Michael Fassbender in X-Men: Days of Future Past (Photo: Fox)
X-MEN: DAYS OF FUTURE PAST (2014). Far be it for me to drop any spoilers, so let's just say that the year's best superhero flick (sorry, Guardians) lets slip a couple of bombshells involving John F. Kennedy and his assassination, material that is conspicuously missing from our nation's textbooks. It also demonstrates conclusively that there were moments when Richard M. Nixon opted not to allow everything to be recorded on his infamous Oval Office tapes. Personally, I can't wait to see what future installments hold in store for our nation's leaders, though rumors abound that we'll see Bill Clinton unwisely hit on new White House intern Kitty Pride and learn that Ronald Reagan was the real power behind the Brotherhood of Evil Mutants. For now, we can bask in the company of this latest X-adventure, which, like 2011's X-Men: First Class, manages to smartly incorporate historical events into its rollicking tale of mutant mayhem. The story begins in the near future, when powerful beings known as Sentinels have been tasked by those in charge to exterminate all mutants. Among the few still alive are Kitty Pryde (Ellen Page), who has the ability to send a person (or, rather, their consciousness) back into the past; Professor X (Patrick Stewart) and Magneto (Ian McKellen), who decide that someone needs to travel back to 1973; and Wolverine (Hugh Jackman), who volunteers for the job.
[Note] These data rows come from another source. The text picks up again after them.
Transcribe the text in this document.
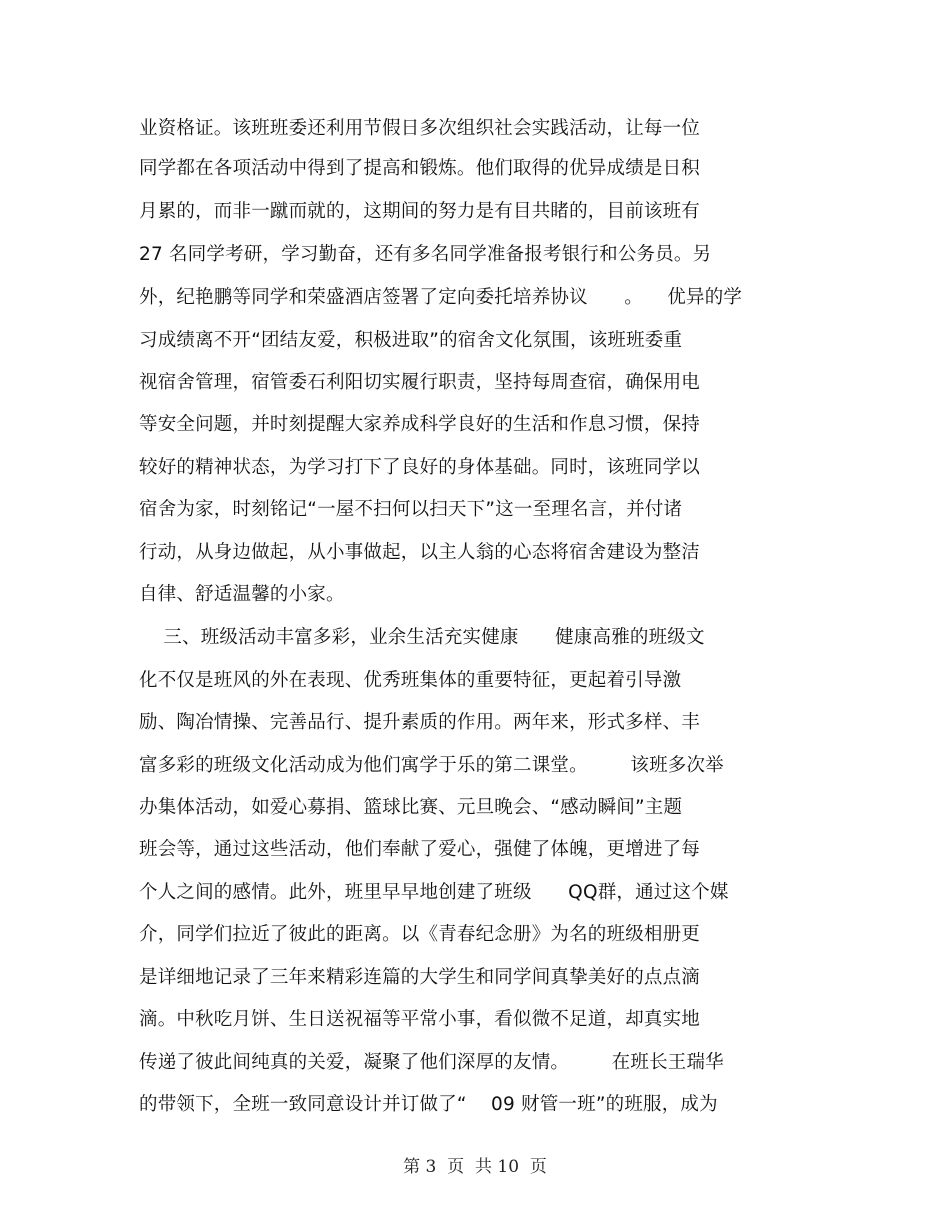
业资格证。该班班委还利用节假日多次组织社会实践活动，让每一位
同学都在各项活动中得到了提高和锻炼。他们取得的优异成绩是日积
月累的，而非一蹴而就的，这期间的努力是有目共睹的，目前该班有
27 名同学考研，学习勤奋，还有多名同学准备报考银行和公务员。另
外，纪艳鹏等同学和荣盛酒店签署了定向委托培养协议      。    优异的学
习成绩离不开“团结友爱，积极进取”的宿舍文化氛围，该班班委重
视宿舍管理，宿管委石利阳切实履行职责，坚持每周查宿，确保用电
等安全问题，并时刻提醒大家养成科学良好的生活和作息习惯，保持
较好的精神状态，为学习打下了良好的身体基础。同时，该班同学以
宿舍为家，时刻铭记“一屋不扫何以扫天下”这一至理名言，并付诸
行动，从身边做起，从小事做起，以主人翁的心态将宿舍建设为整洁
自律、舒适温馨的小家。
三、班级活动丰富多彩，业余生活充实健康      健康高雅的班级文
化不仅是班风的外在表现、优秀班集体的重要特征，更起着引导激
励、陶冶情操、完善品行、提升素质的作用。两年来，形式多样、丰
富多彩的班级文化活动成为他们寓学于乐的第二课堂。       该班多次举
办集体活动，如爱心募捐、篮球比赛、元旦晚会、“感动瞬间”主题
班会等，通过这些活动，他们奉献了爱心，强健了体魄，更增进了每
个人之间的感情。此外，班里早早地创建了班级      QQ群，通过这个媒
介，同学们拉近了彼此的距离。以《青春纪念册》为名的班级相册更
是详细地记录了三年来精彩连篇的大学生和同学间真挚美好的点点滴
滴。中秋吃月饼、生日送祝福等平常小事，看似微不足道，却真实地
传递了彼此间纯真的关爱，凝聚了他们深厚的友情。       在班长王瑞华
的带领下，全班一致同意设计并订做了“    09 财管一班”的班服，成为
第 3  页  共 10  页
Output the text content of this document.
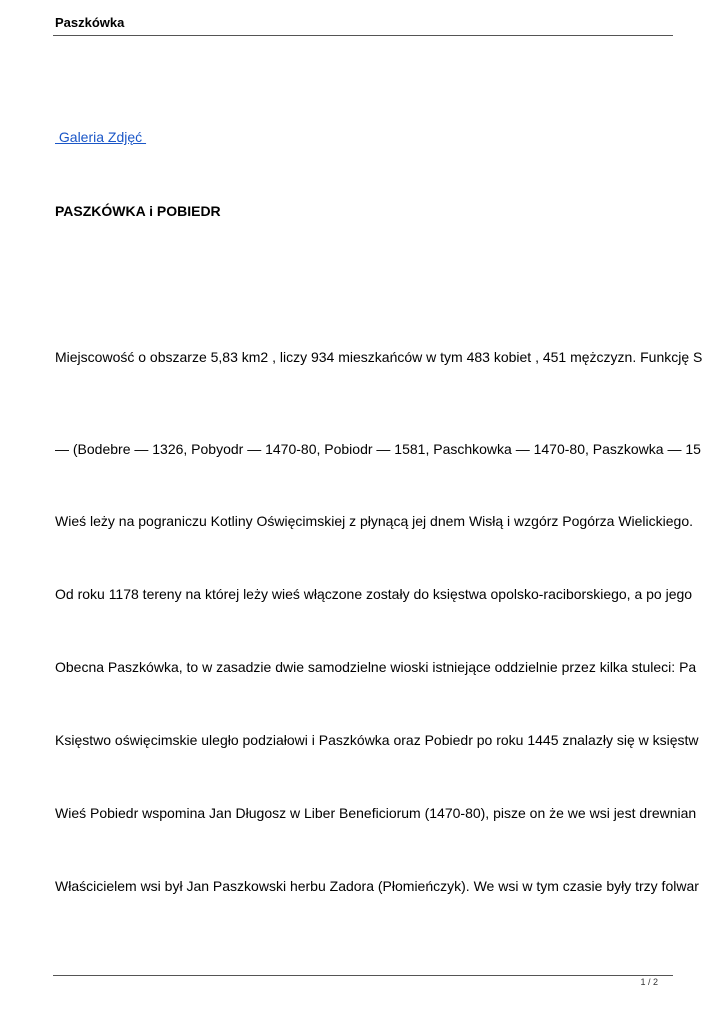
Paszkówka
Galeria Zdjęć
PASZKÓWKA i POBIEDR
Miejscowość o obszarze 5,83 km2 , liczy 934 mieszkańców w tym 483 kobiet , 451 mężczyzn. Funkcję S
— (Bodebre — 1326, Pobyodr — 1470-80, Pobiodr — 1581, Paschkowka — 1470-80, Paszkowka — 15
Wieś leży na pograniczu Kotliny Oświęcimskiej z płynącą jej dnem Wisłą i wzgórz Pogórza Wielickiego.
Od roku 1178 tereny na której leży wieś włączone zostały do księstwa opolsko-raciborskiego, a po jego
Obecna Paszkówka, to w zasadzie dwie samodzielne wioski istniejące oddzielnie przez kilka stuleci: Pa
Księstwo oświęcimskie uległo podziałowi i Paszkówka oraz Pobiedr po roku 1445 znalazły się w księstw
Wieś Pobiedr wspomina Jan Długosz w Liber Beneficiorum (1470-80), pisze on że we wsi jest drewnian
Właścicielem wsi był Jan Paszkowski herbu Zadora (Płomieńczyk). We wsi w tym czasie były trzy folwar
1 / 2
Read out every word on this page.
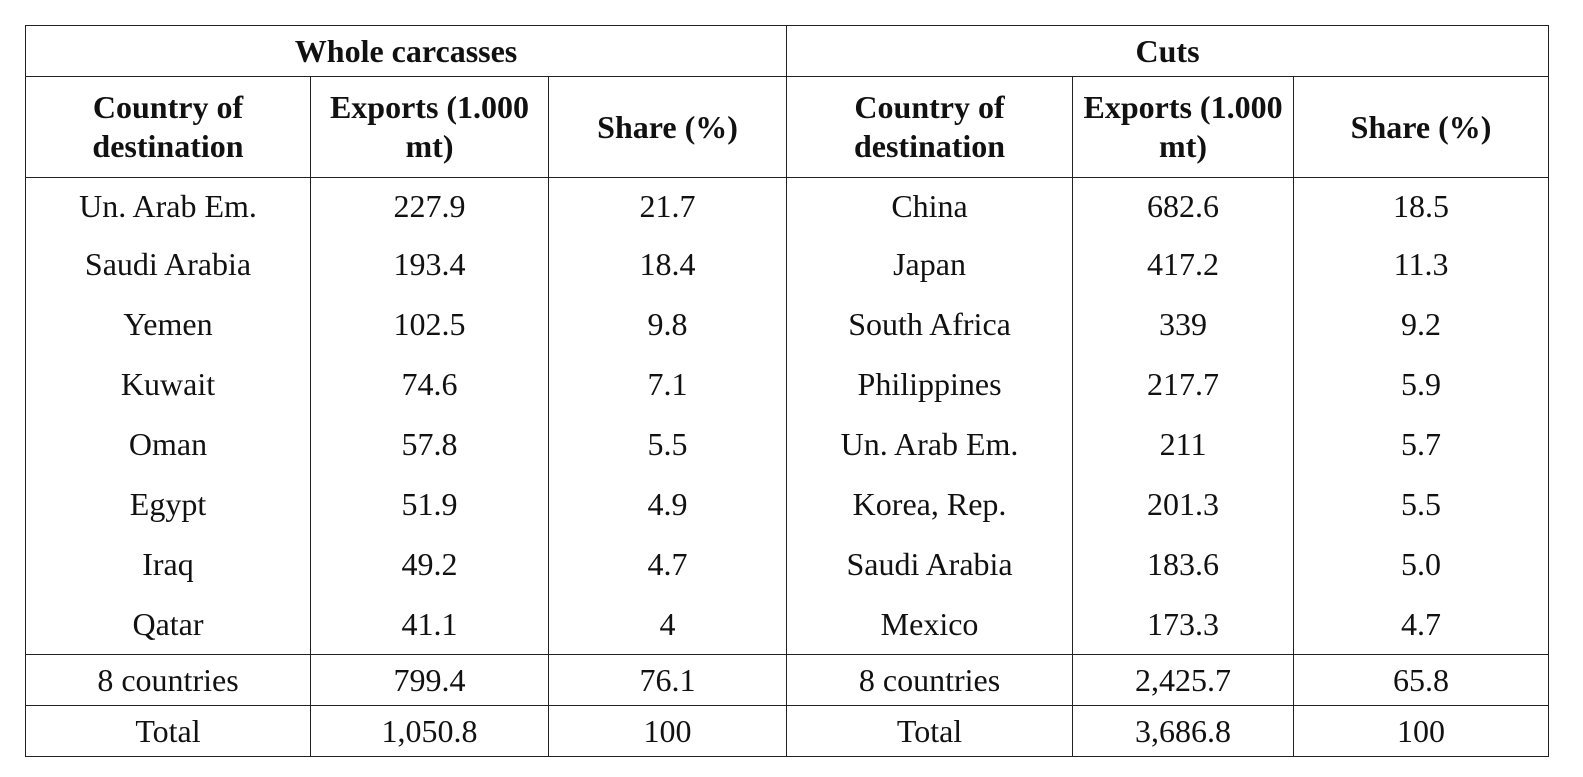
Whole carcasses			Cuts		
Country of destination	Exports (1.000 mt)	Share (%)	Country of destination	Exports (1.000 mt)	Share (%)
Un. Arab Em.	227.9	21.7	China	682.6	18.5
Saudi Arabia	193.4	18.4	Japan	417.2	11.3
Yemen	102.5	9.8	South Africa	339	9.2
Kuwait	74.6	7.1	Philippines	217.7	5.9
Oman	57.8	5.5	Un. Arab Em.	211	5.7
Egypt	51.9	4.9	Korea, Rep.	201.3	5.5
Iraq	49.2	4.7	Saudi Arabia	183.6	5.0
Qatar	41.1	4	Mexico	173.3	4.7
8 countries	799.4	76.1	8 countries	2,425.7	65.8
Total	1,050.8	100	Total	3,686.8	100
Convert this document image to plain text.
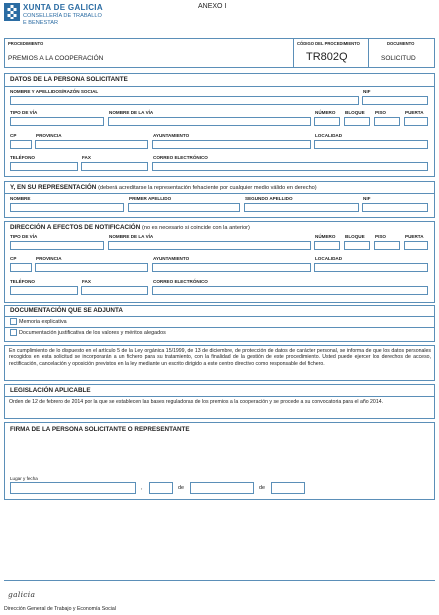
XUNTA DE GALICIA
CONSELLERÍA DE TRABALLO
E BENESTAR
ANEXO I
PROCEDIMIENTO
PREMIOS A LA COOPERACIÓN
CÓDIGO DEL PROCEDIMIENTO
TR802Q
DOCUMENTO
SOLICITUD
DATOS DE LA PERSONA SOLICITANTE
NOMBRE Y APELLIDOS/RAZÓN SOCIAL	NIF
TIPO DE VÍA	NOMBRE DE LA VÍA	NÚMERO BLOQUE PISO	PUERTA
CP	PROVINCIA	AYUNTAMIENTO	LOCALIDAD
TELÉFONO	FAX	CORREO ELECTRÓNICO
Y, EN SU REPRESENTACIÓN (deberá acreditarse la representación fehaciente por cualquier medio válido en derecho)
NOMBRE	PRIMER APELLIDO	SEGUNDO APELLIDO	NIF
DIRECCIÓN A EFECTOS DE NOTIFICACIÓN (no es necesario si coincide con la anterior)
TIPO DE VÍA	NOMBRE DE LA VÍA	NÚMERO BLOQUE PISO	PUERTA
CP	PROVINCIA	AYUNTAMIENTO	LOCALIDAD
TELÉFONO	FAX	CORREO ELECTRÓNICO
DOCUMENTACIÓN QUE SE ADJUNTA
Memoria explicativa
Documentación justificativa de los valores y méritos alegados
En cumplimiento de lo dispuesto en el artículo 5 de la Ley orgánica 15/1999, de 13 de diciembre, de protección de datos de carácter personal, se informa de que los datos personales recogidos en esta solicitud se incorporarán a un fichero para su tratamiento, con la finalidad de la gestión de este procedimiento. Usted puede ejercer los derechos de acceso, rectificación, cancelación y oposición previstos en la ley mediante un escrito dirigido a este centro directivo como responsable del fichero.
LEGISLACIÓN APLICABLE
Orden de 12 de febrero de 2014 por la que se establecen las bases reguladoras de los premios a la cooperación y se procede a su convocatoria para el año 2014.
FIRMA DE LA PERSONA SOLICITANTE O REPRESENTANTE
Lugar y fecha
,	de	de
galicia
Dirección General de Trabajo y Economía Social
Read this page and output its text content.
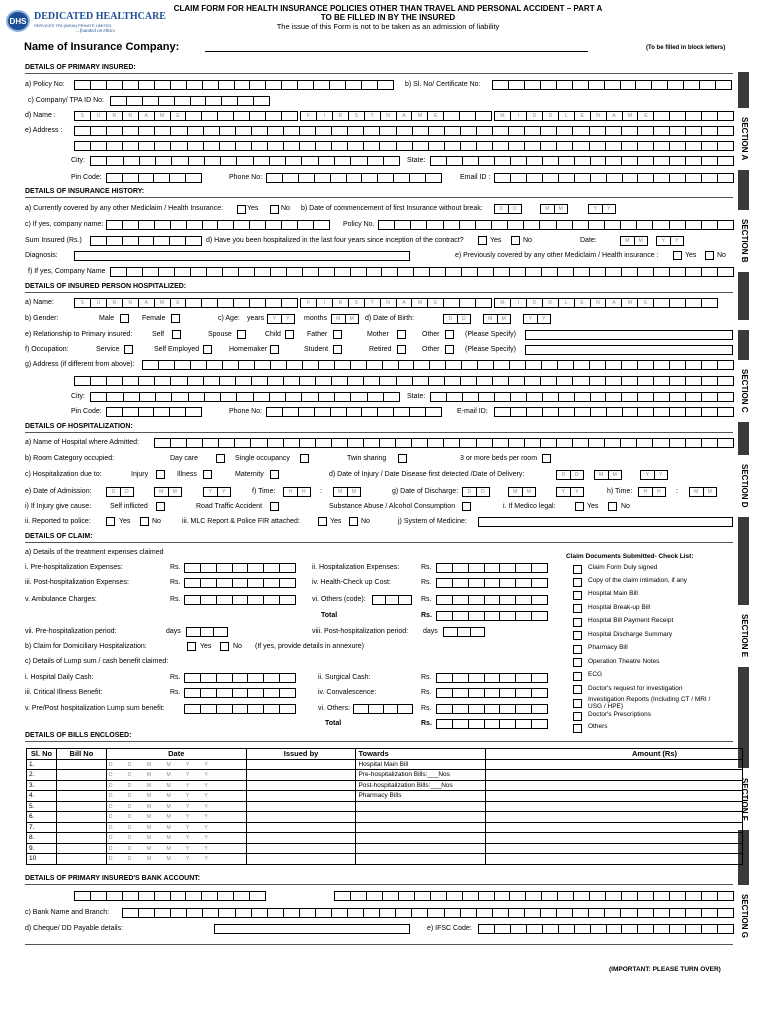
DHS DEDICATED HEALTHCARE
SERVICES TPA (INDIA) PRIVATE LIMITED
...founded on ethics
CLAIM FORM FOR HEALTH INSURANCE POLICIES OTHER THAN TRAVEL AND PERSONAL ACCIDENT – PART A
TO BE FILLED IN BY THE INSURED
The issue of this Form is not to be taken as an admission of liability
Name of Insurance Company:	(To be filled in block letters)
SECTION A
SECTION B
SECTION C
SECTION D
SECTION E
SECTION F
SECTION G
DETAILS OF PRIMARY INSURED:
a) Policy No:	b) Sl. No/ Certificate No:
c) Company/ TPA ID No:
d) Name :	S	U	R	N	A	M	E	F	I	R	S	T	N	A	M	E	M	I	D	D	L	E	N	A	M	E
e) Address :
City:	State:
Pin Code:	Phone No:	Email ID :
DETAILS OF INSURANCE HISTORY:
a) Currently covered by any other Mediclaim / Health Insurance:	Yes	No b) Date of commencement of first Insurance without break:	D	D	M	M	Y	Y
c) If yes, company name:	Policy No.
Sum Insured (Rs.)	d) Have you been hospitalized in the last four years since inception of the contract?	Yes	No	Date:	M	M	Y	Y
Diagnosis:	e) Previously covered by any other Mediclaim / Health insurance :	Yes	No
f) If yes, Company Name
DETAILS OF INSURED PERSON HOSPITALIZED:
a) Name:	S	U	R	N	A	M	E	F	I	R	S	T	N	A	M	E	M	I	D	D	L	E	N	A	M	E
b) Gender:	Male	Female	c) Age: years	Y	Y	months	M	M	d) Date of Birth:	D	D	M	M	Y	Y
e) Relationship to Primary insured:	Self	Spouse	Child	Father	Mother	Other	(Please Specify)
f) Occupation:	Service	Self Employed	Homemaker	Student	Retired	Other	(Please Specify)
g) Address (if different from above):
City:	State:
Pin Code:	Phone No:	E-mail ID:
DETAILS OF HOSPITALIZATION:
a) Name of Hospital where Admitted:
b) Room Category occupied:	Day care	Single occupancy	Twin sharing	3 or more beds per room
c) Hospitalization due to:	Injury	Illness	Maternity	d) Date of Injury / Date Disease first detected /Date of Delivery:	D	D	M	M	Y	Y
e) Date of Admission:	D	D	M	M	Y	Y	f) Time:	H	H	:	M	M	g) Date of Discharge:	D	D	M	M	Y	Y	h) Time:	H	H	:	M	M
i) If Injury give cause:	Self inflicted	Road Traffic Accident	Substance Abuse / Alcohol Consumption	i. If Medico legal:	Yes	No
ii. Reported to police:	Yes	No	iii. MLC Report & Police FIR attached:	Yes	No	j) System of Medicine:
DETAILS OF CLAIM:
a) Details of the treatment expenses claimed
i. Pre-hospitalization Expenses:	Rs.	ii. Hospitalization Expenses:	Rs.
iii. Post-hospitalization Expenses:	Rs.	iv. Health-Check up Cost:	Rs.
v. Ambulance Charges:	Rs.	vi. Others (code):	Rs.
Total	Rs.
vii. Pre-hospitalization period:	days	viii. Post-hospitalization period: days
b) Claim for Domiciliary Hospitalization:	Yes	No (If yes, provide details in annexure)
c) Details of Lump sum / cash benefit claimed:
i. Hospital Daily Cash:	Rs.	ii. Surgical Cash:	Rs.
iii. Critical Illness Benefit:	Rs.	iv. Convalescence:	Rs.
v. Pre/Post hospitalization Lump sum benefit:	vi. Others:	Rs.
Total	Rs.
Claim Documents Submitted- Check List:
Claim Form Duly signed
Copy of the claim intimation, if any
Hospital Main Bill
Hospital Break-up Bill
Hospital Bill Payment Receipt
Hospital Discharge Summary
Pharmacy Bill
Operation Theatre Notes
ECG
Doctor's request for investigation
Investigation Reports (Including CT / MRI / USG / HPE)
Doctor's Prescriptions
Others
DETAILS OF BILLS ENCLOSED:
Sl. No	Bill No	Date	Issued by	Towards	Amount (Rs)
1.		D D M M Y Y		Hospital Main Bill	
2.		D D M M Y Y		Pre-hospitalization Bills:___Nos	
3.		D D M M Y Y		Post-hospitalization Bills:___Nos	
4.		D D M M Y Y		Pharmacy Bills	
5.		D D M M Y Y			
6.		D D M M Y Y			
7.		D D M M Y Y			
8.		D D M M Y Y			
9.		D D M M Y Y			
10		D D M M Y Y			
DETAILS OF PRIMARY INSURED'S BANK ACCOUNT:
c) Bank Name and Branch:
d) Cheque/ DD Payable details:	e) IFSC Code:
(IMPORTANT: PLEASE TURN OVER)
Why 1973? Because that's when Mystique (Jennifer Lawrence) murders Bolivar Trask (Peter Dinklage), the scientist who creates the Sentinels and whose death-by-mutant galvanizes the nation's leaders into seeing his project come to fruition. To stop Mystique from carrying out her hit, Wolverine will need assistance from that era's Professor X and Magneto, a tall order since the professor (James McAvoy) has dulled his abilities with painkillers and Magneto (Michael Fassbender) is being held in a maximum-security facility. As is the norm for superhero flicks, X-M:DoFP contains plenty of snacks for the diehard fans, but more universal themes are also addressed, specifically the perpetual series standby of the evils inherent in a world that believes in prejudice and segregation. And in addition to the presidential perspectives, the film also manages to incorporate the Vietnam War, Roberta Flack ... and Sanford and Son. It's that kind of movie: knowledgeable, emotional, and packed with incident and excitement.
Blu-ray extras include a making-of featurette; deleted scenes; and a gag reel.